Slangen worden over de hele wereld gevreesd. Hoewel slangen in sommige delen van Azië en Afrika gedomesticeerd zijn, worden slangen in verband gebracht met gevaarlijk gif dat onmiddellijke dood of zelfs amputatie kan veroorzaken. Het gif en de werking van het gif verschillen per slangtype. Het is belangrijk om de bestaande slangen te kennen, want als u door een slang wordt geslagen, zullen de details van de slang van invloed zijn op uw behandeling.
Slangen die klein en giftig zijn en zich in hun omgeving kunnen camoufleren, zijn het meest dodelijk. Ze zijn giftig en toch moeilijk te zien. Het is als een onvoorzienbare dood. Dat zijn de kenmerken van de groene struikadder. De adder behoort tot het geslacht Atheris, bestaande uit giftige adders.
De groene struikadder wordt vaak aangetroffen in tropisch Afrika bezuiden de Sahara, met uitzondering van zuidelijk Afrika. Je kunt de slangen ook in een deel van het regenwoud vinden. De slangen zijn klein en hun volwassenen meten tot 40 cm of 16 inch van lichaam tot staart.
Het onderscheidende kenmerk van de slangen dat ze ondefinieerbaar maakt, is hun driehoekige kop en hun groene kleur. De groene struikadder heeft relatief grote ogen met elliptische pupillen. Een schub van 1-3 rijen scheidt de ogen van de supralabials en bevindt zich 2-3 schubben verwijderd van de neus.
De slangen hebben een slank lichaam met taps toelopende kenmerken. Je kunt ze opmerken aan hun licht gecomprimeerde kenmerken waardoor ze kleiner van formaat zijn. Als je de slangen goed bekijkt, zul je beseffen dat ze dorsale schubben hebben die elkaar overlappen en sterk gekielde en apicale putjes van de schubben hebben die hun lichaam bedekken. Als je deze schubben zijdelings beoordeelt, zou je moeten zien dat ze kleiner zijn dan de middendorsalen.
Deze slangen leven voornamelijk in de regenwoudgebieden. Het zijn schuwe slangen; ze leven zo ver mogelijk van menselijke activiteit. Ze leven in gebieden die erg groen zijn, passend bij hun kleur.
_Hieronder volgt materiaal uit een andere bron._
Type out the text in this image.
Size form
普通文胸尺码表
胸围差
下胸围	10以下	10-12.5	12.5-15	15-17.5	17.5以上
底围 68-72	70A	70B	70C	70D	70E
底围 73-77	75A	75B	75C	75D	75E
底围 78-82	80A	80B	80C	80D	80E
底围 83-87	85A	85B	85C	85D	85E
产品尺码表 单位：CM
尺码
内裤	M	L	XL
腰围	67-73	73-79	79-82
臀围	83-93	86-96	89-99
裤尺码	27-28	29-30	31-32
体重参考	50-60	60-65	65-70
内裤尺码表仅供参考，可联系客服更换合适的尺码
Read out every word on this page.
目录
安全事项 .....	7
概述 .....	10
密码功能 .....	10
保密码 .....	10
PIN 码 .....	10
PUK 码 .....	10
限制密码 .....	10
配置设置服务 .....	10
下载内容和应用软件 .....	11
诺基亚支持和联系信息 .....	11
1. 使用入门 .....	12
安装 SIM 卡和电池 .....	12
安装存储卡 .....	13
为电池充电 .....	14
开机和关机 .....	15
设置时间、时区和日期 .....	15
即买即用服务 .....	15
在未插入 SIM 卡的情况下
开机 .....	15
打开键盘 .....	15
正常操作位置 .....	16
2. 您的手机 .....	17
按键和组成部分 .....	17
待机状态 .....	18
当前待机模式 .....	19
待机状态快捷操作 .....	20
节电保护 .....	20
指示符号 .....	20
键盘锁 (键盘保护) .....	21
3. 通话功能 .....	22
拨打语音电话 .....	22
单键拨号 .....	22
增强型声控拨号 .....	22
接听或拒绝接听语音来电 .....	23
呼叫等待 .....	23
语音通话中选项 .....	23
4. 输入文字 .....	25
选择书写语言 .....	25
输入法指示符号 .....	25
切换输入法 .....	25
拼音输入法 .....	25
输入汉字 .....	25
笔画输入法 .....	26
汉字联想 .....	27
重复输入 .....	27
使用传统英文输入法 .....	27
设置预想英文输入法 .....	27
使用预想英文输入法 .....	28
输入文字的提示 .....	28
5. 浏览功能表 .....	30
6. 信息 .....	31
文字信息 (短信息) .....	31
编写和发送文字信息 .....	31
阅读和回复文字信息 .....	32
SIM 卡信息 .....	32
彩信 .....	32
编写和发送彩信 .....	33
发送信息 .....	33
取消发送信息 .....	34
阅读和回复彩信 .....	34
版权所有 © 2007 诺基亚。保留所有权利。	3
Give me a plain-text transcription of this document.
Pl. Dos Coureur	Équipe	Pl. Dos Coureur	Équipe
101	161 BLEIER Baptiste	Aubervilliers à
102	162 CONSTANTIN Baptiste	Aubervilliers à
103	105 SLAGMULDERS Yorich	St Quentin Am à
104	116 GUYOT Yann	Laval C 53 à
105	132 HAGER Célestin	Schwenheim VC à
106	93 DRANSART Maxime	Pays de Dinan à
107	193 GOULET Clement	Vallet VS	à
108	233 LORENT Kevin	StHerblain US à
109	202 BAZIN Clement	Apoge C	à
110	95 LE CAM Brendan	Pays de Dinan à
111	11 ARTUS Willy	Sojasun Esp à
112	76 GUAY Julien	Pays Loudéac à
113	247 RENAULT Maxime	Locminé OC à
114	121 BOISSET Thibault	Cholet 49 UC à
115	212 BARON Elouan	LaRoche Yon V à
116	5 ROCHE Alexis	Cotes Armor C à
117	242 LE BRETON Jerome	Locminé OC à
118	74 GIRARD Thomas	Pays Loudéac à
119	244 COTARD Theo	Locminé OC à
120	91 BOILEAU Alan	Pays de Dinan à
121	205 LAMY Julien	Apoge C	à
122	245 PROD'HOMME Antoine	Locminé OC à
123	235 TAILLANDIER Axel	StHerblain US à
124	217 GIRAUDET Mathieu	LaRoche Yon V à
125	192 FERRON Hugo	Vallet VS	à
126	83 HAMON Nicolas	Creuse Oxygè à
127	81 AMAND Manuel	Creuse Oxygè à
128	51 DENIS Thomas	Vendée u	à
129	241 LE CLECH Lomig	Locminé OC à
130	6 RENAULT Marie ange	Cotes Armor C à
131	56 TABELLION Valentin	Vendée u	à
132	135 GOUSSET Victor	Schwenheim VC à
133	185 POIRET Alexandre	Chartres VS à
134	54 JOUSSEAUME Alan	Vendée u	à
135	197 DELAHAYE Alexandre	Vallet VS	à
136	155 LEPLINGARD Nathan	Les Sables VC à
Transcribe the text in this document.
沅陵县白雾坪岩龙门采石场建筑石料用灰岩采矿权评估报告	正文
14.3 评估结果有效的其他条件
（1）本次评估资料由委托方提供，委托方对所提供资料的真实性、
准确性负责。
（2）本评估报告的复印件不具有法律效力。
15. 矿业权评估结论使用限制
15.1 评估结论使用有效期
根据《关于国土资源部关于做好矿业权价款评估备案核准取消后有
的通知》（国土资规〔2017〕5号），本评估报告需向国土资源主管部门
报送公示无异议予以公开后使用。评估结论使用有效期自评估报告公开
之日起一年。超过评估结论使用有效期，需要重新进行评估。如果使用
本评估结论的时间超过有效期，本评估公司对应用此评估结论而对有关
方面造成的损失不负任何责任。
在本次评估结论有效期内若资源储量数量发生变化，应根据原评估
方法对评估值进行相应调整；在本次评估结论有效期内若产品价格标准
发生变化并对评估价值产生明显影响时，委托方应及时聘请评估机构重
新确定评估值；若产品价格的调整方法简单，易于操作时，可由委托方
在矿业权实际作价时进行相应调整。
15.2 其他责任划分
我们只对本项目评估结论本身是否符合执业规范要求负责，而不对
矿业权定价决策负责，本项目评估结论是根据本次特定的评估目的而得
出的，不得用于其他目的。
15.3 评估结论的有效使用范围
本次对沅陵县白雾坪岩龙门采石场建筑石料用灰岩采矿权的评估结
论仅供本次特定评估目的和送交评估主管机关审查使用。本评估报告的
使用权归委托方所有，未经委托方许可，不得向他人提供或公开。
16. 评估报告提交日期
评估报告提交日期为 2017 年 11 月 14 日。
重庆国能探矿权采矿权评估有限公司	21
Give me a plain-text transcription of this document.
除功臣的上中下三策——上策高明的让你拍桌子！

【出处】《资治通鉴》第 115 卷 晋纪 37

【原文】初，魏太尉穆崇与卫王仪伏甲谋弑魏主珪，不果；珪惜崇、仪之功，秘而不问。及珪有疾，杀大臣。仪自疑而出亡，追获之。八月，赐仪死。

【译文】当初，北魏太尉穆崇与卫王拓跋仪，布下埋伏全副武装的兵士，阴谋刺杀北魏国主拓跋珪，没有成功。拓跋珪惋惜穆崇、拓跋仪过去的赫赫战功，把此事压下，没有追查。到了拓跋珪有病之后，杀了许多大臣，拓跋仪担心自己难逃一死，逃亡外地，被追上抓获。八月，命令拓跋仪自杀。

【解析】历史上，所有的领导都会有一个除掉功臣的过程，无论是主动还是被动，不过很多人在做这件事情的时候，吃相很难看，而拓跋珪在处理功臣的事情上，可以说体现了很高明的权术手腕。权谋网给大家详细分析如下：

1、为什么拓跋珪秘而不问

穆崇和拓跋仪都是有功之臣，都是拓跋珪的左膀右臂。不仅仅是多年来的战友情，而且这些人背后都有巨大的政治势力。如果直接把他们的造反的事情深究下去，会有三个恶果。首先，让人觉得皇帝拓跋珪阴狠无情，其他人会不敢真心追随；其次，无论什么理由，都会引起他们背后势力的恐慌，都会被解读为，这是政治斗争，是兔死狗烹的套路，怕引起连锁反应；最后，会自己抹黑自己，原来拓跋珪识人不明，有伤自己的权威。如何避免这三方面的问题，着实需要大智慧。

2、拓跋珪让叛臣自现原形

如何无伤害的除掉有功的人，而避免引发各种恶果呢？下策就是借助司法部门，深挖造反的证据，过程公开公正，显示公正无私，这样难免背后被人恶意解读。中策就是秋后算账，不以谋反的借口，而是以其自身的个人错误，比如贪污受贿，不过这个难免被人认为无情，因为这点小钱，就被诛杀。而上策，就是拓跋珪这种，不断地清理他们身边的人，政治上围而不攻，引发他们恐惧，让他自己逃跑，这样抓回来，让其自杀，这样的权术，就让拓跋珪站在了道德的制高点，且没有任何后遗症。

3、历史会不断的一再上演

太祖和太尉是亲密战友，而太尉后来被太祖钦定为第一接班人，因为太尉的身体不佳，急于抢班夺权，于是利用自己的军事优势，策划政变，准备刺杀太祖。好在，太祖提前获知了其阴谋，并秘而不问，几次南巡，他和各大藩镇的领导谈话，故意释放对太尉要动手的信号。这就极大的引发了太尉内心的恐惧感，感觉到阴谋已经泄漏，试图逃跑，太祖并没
Hoewel ze giftig zijn, zijn de slangen niet agressief, maar reageren ze als ze gestoord worden.
De populatie van de slangen is aanzienlijk afgenomen door de vernietiging van het bosmilieu. De vernietiging van hun leefgebied zorgt ervoor dat de traditioneel opgesloten slang gebruik maakt van een nieuwe omgeving waar ze te lijden hebben onder predatie, naast andere uitdagingen die resulteren in de vermindering van hun populatie. De slangen zijn strikt boombewonend, wat betekent dat ze in bomen leven. In zeldzame gevallen kunnen ze op de grond of in struiken worden aangetroffen.
Groene struikadder voedt zich met een verscheidenheid aan kleine amfibieën, hagedissen, vogels, knaagdieren en andere slangen. Afhankelijk van hun omgeving hebben sommigen zich gespecialiseerd in het voeden met kikkers, terwijl het meestal opportunistische eters zijn. Ze vallen hun prooi aan vanuit hun hangende positie in de bomen en verslinden ze nadat ze hun gif erin hebben geïnjecteerd. Meestal slikt de slang zijn prooi door.
De slangen zijn ovovivipaar, wat betekent dat ze zich voortplanten door eieren die in het lichaam worden ontwikkeld. Ze paren meestal rond de maanden september en november en brengen in maart en april jonge levende slangen ter wereld.
De slang produceert een gif dat sterk hemotoxisch is en pijn en zwelling bij mensen veroorzaakt. Het gif veroorzaakt ook bloedstollingsproblemen. De beet kan bloedingen veroorzaken, omdat het gif de bloedstolling verhindert. Beten van deze slangen zijn ongebruikelijk, tenzij je naar hun leefgebied gaat.